Flying to Orlando on the 7th is cheaper than the 8th by like three margaritas.
I'm at the house listening to vengaboys alone. Please come home.
Wake and baked to watch the boston marathon. God I love massachusetts
his dad came out and found me sleeping indian style on the couch with my cup balancing on my boobs. didn't spill a drop.
She had me dip my balls in cake batter ice cream from cold stone and then tea bag her. Let's get weird just got a whole new meaning.
I got us chalkboard mugs. Now whoever comes home with us can feel comfortable in the morning! I am too considerate to my one-night stands...
do we own a ladder
We do not.
then how am i on the roof
You will never truly trust yourself until you have shaved your armpits, legs, and vagina in the dark.
Big girls don't cry they get day drunk
You raged at the rock climbing place for not selling beer and then just said "fuck it" and pulled out a flask.

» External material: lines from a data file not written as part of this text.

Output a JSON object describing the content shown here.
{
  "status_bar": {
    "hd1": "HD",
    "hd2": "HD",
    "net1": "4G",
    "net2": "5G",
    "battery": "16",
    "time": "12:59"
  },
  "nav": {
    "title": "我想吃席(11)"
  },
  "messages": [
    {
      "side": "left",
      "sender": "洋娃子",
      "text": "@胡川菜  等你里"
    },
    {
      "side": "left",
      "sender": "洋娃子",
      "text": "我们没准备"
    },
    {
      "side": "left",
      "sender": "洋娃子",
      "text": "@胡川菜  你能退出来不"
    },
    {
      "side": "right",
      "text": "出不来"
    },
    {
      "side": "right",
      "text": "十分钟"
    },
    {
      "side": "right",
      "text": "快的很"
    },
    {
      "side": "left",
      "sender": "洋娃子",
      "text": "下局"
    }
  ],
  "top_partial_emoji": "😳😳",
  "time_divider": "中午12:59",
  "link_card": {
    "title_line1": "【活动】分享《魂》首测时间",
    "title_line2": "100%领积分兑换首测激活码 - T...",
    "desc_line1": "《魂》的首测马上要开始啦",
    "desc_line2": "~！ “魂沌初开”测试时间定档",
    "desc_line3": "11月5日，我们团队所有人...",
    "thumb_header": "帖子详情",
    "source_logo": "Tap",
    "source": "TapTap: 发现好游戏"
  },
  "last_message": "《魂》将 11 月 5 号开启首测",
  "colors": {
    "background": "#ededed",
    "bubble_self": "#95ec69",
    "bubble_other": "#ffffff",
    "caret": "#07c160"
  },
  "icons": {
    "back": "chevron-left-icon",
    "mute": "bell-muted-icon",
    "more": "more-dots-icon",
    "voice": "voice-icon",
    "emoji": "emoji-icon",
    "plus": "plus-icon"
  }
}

life lesson #151: dont let people go batshit crazy and stab you in the knee
i will live by this rule
Last night she walked off and disappeared from everyone got home at 330 and said she went to the casino with her cab driver.
I stole us four large rolls of toilet paper from the hotel carts. I feel like the breadwinner in this relationship
I went to Walmart last night to buy some CDs--which is a sentence I never thought I'd say in 2016.
I woke up to pee last night, got out of bed and proceeded to stand there because I had no idea where I was. Then, I heard my sexy as fuck personal trainers voice. Well-played blacked out me.